Nagios behind loadbalancer doing SSL off loading = XSS issue

[fmpub]

Here is our Setup.

Running F5 LTM load balancers, which are doing SSL off loading on the front end, to a non-ssl nagios install on the back-end. EG: user acceses https://nagios.mycompany Load balancer does all the SSL and the request goes to the server across the local backend unencrypted to port 80.

Problem all the Ajax elements are causing the browsers to think they are dealing with a cross site scripting situation since nagiosxi sends back http url's and the load balancer redirects to https. So I am unable to use XI from the frontend as 90% of it wont load.

How can this be fixed? for security reasons we need SSL nagiosXI I see a few solutions:

1) I need to be able to turn on SSL for XI and run my XI server on 443
2) I need to optionally just get XI to send back URI formatted as https and let my load balancer continue to off load the SSL on the front end.

Regardless this needs to be a nagios supported solution, I am not willing to Swiss cheese my XI install in a way that will prevent, hinder or complicated my upgrade process.

[mguthrie]

We had another customer document how to configure XI to use SSL with certificates. See if this is what you need.
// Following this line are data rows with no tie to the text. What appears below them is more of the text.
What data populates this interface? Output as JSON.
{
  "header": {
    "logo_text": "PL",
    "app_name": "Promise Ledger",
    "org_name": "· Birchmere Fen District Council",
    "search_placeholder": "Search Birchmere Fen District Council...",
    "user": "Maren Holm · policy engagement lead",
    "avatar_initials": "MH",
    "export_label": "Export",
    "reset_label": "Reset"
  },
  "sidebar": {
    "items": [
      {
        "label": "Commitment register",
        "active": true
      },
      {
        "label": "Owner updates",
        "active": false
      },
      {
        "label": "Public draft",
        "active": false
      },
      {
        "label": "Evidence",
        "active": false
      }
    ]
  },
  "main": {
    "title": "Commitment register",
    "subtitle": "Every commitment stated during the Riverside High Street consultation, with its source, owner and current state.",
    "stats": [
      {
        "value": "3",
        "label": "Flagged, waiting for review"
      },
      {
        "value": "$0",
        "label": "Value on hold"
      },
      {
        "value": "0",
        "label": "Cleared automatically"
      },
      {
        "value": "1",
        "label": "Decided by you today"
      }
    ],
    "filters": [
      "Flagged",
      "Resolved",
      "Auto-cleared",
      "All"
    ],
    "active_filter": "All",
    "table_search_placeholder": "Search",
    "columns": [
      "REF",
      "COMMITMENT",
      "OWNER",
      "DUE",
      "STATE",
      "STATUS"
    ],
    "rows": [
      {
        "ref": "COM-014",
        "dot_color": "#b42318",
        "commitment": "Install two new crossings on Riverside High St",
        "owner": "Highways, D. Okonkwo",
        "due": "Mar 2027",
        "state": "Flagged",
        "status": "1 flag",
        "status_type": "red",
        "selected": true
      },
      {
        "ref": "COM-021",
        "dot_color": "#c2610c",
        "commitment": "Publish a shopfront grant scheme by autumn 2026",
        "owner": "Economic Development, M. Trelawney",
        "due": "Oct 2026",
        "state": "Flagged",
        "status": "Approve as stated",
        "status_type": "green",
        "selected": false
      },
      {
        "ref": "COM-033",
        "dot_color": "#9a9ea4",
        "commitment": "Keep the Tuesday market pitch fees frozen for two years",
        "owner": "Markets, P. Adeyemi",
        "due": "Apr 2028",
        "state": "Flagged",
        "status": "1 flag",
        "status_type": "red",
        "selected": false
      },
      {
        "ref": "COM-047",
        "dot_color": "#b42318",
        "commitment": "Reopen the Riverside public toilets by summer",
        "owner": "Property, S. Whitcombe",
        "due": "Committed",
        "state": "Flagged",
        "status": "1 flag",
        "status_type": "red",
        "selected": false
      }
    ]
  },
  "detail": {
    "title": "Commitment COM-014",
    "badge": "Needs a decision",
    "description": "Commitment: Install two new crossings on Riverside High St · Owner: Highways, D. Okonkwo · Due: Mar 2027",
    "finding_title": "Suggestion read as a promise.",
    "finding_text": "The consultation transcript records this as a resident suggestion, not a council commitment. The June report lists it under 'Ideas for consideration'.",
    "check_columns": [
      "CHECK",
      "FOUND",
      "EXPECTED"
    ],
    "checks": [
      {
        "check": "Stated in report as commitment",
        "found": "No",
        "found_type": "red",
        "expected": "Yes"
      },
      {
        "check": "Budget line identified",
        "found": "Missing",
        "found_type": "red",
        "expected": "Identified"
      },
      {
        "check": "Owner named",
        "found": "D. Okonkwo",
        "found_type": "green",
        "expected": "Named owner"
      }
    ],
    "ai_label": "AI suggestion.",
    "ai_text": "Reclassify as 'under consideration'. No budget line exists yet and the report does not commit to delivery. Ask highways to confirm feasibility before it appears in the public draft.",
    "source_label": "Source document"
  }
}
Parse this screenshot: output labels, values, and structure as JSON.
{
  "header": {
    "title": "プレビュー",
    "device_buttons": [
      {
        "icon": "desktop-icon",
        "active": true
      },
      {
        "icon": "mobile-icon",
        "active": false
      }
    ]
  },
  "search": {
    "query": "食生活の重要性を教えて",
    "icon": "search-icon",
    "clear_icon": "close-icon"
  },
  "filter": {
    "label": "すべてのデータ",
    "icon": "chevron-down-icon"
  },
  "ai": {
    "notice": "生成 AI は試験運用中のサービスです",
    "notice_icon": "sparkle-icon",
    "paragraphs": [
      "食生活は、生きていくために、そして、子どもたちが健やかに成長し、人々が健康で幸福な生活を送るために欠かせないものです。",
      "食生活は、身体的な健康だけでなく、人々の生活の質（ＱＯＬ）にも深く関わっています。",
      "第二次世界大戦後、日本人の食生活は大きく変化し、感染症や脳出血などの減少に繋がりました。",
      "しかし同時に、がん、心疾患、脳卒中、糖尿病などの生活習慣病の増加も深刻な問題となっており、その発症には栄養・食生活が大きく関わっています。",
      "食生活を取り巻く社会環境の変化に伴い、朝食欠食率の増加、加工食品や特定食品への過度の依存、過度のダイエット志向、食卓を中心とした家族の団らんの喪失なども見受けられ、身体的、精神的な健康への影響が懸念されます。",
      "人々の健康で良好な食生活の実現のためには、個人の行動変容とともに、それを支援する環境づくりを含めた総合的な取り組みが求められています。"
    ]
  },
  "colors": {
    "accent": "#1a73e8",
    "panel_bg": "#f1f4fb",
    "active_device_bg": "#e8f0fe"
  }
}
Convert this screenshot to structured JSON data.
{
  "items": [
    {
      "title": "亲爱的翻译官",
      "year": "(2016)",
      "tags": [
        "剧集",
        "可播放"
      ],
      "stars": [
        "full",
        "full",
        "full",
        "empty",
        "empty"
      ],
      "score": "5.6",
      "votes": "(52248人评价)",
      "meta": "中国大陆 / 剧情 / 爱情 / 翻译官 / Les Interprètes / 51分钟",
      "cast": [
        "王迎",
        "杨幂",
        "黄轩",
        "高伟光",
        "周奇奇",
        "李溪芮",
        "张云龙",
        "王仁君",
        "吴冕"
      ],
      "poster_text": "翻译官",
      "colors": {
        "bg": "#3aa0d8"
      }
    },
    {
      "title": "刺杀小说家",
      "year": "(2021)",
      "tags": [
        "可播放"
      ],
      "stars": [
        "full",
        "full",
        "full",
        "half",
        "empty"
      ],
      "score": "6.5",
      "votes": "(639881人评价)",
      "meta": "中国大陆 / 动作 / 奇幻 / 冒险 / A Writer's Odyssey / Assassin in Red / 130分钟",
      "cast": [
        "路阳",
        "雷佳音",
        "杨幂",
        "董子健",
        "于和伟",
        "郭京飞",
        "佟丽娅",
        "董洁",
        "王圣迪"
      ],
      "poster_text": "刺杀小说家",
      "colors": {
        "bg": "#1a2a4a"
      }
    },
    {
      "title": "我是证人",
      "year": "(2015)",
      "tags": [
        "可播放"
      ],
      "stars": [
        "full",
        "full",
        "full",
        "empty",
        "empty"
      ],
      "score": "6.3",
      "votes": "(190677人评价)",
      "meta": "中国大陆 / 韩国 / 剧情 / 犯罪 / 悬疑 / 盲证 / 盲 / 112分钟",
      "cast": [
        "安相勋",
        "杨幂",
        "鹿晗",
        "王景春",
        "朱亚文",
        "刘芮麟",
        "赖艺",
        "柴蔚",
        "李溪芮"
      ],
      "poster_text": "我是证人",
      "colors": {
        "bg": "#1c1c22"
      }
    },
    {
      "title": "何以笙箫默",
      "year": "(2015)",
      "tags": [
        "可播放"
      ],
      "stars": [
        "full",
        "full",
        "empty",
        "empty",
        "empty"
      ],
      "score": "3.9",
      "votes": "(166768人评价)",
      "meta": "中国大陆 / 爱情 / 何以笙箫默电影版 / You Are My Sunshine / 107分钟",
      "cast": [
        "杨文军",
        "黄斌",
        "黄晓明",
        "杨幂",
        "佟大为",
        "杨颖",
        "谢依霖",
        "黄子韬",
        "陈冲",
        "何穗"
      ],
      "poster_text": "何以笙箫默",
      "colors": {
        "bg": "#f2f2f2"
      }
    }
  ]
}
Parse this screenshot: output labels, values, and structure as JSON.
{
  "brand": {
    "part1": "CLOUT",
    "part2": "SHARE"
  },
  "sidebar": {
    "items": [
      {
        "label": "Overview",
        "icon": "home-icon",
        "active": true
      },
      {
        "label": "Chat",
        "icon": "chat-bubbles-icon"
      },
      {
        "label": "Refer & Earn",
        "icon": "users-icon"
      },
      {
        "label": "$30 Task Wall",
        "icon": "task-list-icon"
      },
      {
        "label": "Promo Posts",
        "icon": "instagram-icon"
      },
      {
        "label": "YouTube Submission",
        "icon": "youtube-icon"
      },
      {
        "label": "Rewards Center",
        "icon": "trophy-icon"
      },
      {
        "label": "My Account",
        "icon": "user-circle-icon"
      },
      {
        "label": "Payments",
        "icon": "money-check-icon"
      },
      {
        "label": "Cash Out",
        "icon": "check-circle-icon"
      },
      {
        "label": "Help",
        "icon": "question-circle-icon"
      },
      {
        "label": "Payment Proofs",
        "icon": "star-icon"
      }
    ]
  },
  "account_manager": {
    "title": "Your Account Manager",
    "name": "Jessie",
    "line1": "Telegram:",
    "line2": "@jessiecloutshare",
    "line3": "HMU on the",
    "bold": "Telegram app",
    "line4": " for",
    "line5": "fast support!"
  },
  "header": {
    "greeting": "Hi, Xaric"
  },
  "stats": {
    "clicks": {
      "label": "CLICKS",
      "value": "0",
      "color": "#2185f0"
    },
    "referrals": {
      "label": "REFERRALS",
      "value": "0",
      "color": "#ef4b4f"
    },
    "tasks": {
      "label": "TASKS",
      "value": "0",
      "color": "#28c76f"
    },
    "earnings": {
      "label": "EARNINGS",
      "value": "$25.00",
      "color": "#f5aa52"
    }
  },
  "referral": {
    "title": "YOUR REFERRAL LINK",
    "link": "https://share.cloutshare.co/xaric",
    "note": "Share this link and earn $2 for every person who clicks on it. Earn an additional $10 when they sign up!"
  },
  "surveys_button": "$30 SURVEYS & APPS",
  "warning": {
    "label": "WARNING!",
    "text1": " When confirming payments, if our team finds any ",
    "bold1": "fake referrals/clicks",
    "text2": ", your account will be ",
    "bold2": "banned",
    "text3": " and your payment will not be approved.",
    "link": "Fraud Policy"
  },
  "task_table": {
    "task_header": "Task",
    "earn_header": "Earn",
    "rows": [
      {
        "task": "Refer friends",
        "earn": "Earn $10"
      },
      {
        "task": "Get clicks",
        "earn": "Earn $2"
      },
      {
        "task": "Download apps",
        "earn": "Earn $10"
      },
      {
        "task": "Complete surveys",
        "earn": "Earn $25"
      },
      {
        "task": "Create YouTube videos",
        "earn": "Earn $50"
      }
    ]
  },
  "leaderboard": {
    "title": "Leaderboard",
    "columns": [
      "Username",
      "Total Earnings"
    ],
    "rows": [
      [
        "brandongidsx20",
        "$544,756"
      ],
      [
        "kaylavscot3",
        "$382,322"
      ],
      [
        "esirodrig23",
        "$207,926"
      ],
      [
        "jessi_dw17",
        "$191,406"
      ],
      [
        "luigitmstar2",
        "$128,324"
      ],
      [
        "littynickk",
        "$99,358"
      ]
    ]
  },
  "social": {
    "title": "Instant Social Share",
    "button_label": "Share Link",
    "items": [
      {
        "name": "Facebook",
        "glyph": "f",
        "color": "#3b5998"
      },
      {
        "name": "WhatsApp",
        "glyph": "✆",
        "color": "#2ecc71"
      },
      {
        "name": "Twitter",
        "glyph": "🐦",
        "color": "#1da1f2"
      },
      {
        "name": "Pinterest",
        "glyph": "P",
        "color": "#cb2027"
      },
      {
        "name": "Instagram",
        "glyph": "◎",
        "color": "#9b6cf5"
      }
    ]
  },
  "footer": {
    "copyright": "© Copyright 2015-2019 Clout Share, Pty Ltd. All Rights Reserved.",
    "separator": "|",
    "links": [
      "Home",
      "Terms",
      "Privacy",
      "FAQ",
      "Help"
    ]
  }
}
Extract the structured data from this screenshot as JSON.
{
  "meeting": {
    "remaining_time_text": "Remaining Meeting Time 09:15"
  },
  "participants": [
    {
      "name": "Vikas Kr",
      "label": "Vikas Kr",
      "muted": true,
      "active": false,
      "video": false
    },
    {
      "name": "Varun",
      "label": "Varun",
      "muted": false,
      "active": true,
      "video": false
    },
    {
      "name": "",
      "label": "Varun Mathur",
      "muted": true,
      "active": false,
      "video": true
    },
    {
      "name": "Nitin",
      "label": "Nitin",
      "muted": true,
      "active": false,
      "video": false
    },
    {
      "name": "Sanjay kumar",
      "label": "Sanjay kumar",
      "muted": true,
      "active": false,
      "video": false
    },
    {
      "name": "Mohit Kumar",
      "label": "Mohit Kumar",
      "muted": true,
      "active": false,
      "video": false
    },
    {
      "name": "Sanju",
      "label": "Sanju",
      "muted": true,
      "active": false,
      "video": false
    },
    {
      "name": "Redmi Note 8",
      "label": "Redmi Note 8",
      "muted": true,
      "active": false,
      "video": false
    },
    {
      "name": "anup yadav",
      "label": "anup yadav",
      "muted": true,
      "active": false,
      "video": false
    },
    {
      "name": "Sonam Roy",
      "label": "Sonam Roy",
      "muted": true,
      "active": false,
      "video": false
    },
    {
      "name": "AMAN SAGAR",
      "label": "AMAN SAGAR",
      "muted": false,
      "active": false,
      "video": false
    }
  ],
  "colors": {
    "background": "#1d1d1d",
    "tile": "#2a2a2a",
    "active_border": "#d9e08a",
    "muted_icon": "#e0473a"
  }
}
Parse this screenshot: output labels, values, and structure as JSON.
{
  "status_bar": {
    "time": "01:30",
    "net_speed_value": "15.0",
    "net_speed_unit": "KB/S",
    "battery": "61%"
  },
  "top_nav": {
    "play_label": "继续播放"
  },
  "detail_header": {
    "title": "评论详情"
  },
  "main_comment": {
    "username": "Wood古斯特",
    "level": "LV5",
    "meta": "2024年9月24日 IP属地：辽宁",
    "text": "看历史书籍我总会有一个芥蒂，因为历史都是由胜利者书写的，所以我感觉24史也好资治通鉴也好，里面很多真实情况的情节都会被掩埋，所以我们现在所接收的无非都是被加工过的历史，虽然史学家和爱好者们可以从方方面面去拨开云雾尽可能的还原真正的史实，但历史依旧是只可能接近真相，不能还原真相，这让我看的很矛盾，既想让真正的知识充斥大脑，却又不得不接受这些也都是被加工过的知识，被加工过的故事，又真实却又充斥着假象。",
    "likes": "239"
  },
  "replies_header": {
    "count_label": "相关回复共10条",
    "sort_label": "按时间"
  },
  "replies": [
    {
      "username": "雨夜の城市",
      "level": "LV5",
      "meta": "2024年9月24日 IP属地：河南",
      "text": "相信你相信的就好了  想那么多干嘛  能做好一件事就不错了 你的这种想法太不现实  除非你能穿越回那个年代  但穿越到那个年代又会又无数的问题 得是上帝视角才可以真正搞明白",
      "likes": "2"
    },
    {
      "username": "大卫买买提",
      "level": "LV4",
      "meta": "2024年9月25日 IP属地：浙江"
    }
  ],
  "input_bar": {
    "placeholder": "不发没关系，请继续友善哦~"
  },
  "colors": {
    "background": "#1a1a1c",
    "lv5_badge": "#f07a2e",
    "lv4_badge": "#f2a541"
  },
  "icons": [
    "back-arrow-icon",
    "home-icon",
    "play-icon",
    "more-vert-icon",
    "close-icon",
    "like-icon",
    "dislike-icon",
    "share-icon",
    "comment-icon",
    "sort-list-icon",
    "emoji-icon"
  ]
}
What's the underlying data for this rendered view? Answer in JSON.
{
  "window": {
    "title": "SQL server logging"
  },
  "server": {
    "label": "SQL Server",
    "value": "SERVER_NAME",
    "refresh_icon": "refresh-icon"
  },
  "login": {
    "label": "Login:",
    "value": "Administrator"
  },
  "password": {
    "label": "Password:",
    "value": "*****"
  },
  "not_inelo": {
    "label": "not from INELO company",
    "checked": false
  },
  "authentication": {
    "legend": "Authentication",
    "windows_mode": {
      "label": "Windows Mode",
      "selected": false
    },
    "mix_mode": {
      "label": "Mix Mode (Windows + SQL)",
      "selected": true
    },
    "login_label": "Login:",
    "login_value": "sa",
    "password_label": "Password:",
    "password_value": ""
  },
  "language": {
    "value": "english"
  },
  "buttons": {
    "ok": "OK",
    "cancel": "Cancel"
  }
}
http://support.nagios.com/forum/viewtopic.php?f=9&t=125

[mmestnik]

Can't the BigIP inject the missing 'S'? If the BigIP won't then I suggest using something like Privoxy.

We may make some changes in the future to change the way NagiosXI handles SSL.

[fmpub]

mgunthrie - I need to take a look at that post and evaluate the changes that were made to SSL XI. I am not willing to fork my XI to an unsupported build, I am not willing to put our install into a state where we will need to manage a significant set of manual changes to XI's code base making support for the product and upgrading it difficult. We are enterprise customers for a reason.

[fmpub]

mmestnik - we have a rule in place that says to redirect any requests for http to https. in the case of the AJAX it looks like the browser doesn't like being told to go to one place and then ending up in a different place. I am looking at the possibility of rewriting the outgoing request so that the browser only ever gets a https URI. But it would have been far simpler if XI supported SSL naively.

[mmestnik]

I can see how for your situation using HTTPS initially would have been a benefit, however it would have added extra complications to the majority of users who would never expose XI outside of a single room/datacenter.

I'm a fan of encryption, but NagiosXI was designed to be usable for a single intended purpose.